Members’ interpretations of the report vary, depending on which candidate they supported in the Morse-Neal race and their pick for party chair.
Yet, Pinn argued that, regardless of the report’s findings, the episode led many activists on the left to lose trust in the party.
“If we reelect the person who oversaw the scandal, how are we supposed to raise the money?” asked Pinn, who added that she believes Bickford “is not a bad person.” “How are we supposed to win the governor’s seat in 2022?”
Harrison said he believed party leaders handled a difficult situation “as well as they could.”
“I’ve known all these people for a very long time,” he said. “They’re honorable people, and they believe in honest elections, and they’re conducting themselves fairly.”
As the election results show, Bickford maintains the support of much of the committee.

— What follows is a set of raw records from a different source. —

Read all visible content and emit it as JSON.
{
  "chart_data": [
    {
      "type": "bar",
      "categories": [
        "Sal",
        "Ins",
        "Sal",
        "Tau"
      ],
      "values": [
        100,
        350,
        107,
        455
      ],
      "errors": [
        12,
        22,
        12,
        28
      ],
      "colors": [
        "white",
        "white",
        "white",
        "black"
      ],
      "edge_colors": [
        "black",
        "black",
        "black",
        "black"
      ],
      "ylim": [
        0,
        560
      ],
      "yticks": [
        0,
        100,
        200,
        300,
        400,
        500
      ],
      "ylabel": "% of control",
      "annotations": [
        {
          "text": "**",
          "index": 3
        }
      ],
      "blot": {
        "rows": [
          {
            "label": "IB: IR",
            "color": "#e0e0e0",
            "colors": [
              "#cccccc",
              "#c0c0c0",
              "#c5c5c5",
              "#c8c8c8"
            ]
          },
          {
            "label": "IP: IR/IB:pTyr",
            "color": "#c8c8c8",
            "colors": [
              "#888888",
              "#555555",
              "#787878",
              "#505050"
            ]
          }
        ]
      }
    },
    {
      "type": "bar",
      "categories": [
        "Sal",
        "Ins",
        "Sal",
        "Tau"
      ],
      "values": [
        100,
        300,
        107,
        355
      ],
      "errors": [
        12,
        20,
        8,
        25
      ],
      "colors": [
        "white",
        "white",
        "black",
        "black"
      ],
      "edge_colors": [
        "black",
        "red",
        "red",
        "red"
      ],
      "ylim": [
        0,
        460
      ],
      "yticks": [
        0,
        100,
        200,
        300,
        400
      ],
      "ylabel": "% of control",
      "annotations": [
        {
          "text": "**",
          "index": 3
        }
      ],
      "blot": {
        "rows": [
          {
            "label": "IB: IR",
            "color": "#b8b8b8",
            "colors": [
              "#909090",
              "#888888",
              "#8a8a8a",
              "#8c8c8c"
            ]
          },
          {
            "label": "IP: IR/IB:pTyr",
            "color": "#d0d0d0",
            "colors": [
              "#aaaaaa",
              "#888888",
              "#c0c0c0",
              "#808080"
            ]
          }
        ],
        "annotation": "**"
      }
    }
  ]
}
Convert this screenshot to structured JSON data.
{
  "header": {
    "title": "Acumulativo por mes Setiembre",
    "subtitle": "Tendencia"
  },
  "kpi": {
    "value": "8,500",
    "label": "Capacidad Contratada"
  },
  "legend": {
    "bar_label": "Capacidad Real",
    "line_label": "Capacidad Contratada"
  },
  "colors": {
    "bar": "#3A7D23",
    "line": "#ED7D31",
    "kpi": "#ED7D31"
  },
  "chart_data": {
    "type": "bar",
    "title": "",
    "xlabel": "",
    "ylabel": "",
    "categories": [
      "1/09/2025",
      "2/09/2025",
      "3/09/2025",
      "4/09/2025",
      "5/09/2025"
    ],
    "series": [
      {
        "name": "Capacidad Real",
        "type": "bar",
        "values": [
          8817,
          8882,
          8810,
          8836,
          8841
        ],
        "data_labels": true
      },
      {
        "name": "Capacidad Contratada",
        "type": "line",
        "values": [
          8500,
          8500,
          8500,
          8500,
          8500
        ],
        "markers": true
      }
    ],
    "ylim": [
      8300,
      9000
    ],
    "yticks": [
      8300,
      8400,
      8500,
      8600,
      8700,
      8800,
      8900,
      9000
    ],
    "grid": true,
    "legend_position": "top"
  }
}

Marietta Rapetti Cawse, newly elected this year, said she chose Bickford for his experience. She said she agreed with many of the priorities Lake and Massie raised but thought Bickford to be the most effective leader who could achieve those goals.
“He makes a difference,” she said of Bickford. “It takes commitment and it takes patience to achieve these step-by-step improvements.”
Harrison said the party is making gains toward converting its “amazingly progressive” platform into legislation, adding that “politics is the art of the possible.”
Moon, who is Korean American, sees the election as a missed opportunity for white allies to affirm diversity, which Lake and Massie emphasized.
Pushing the party to diversify, she said, “feels like our issue instead of a party issue, and that’s unfortunate.”
For Pinn and Pratt, the results show progressive activists might need to work outside the party to achieve the change they seek.
Eight committee members represent Berkshire, Hampshire, Franklin and Hampden counties.
Cawse, Harrison and Clifford Nilan voted for Bickford. Moon and Sherwood Guernsey voted for Lake.
No votes were recorded for Sheila Murray, Mary O’Brien or state Sen. Adam Hinds, D-Pittsfield.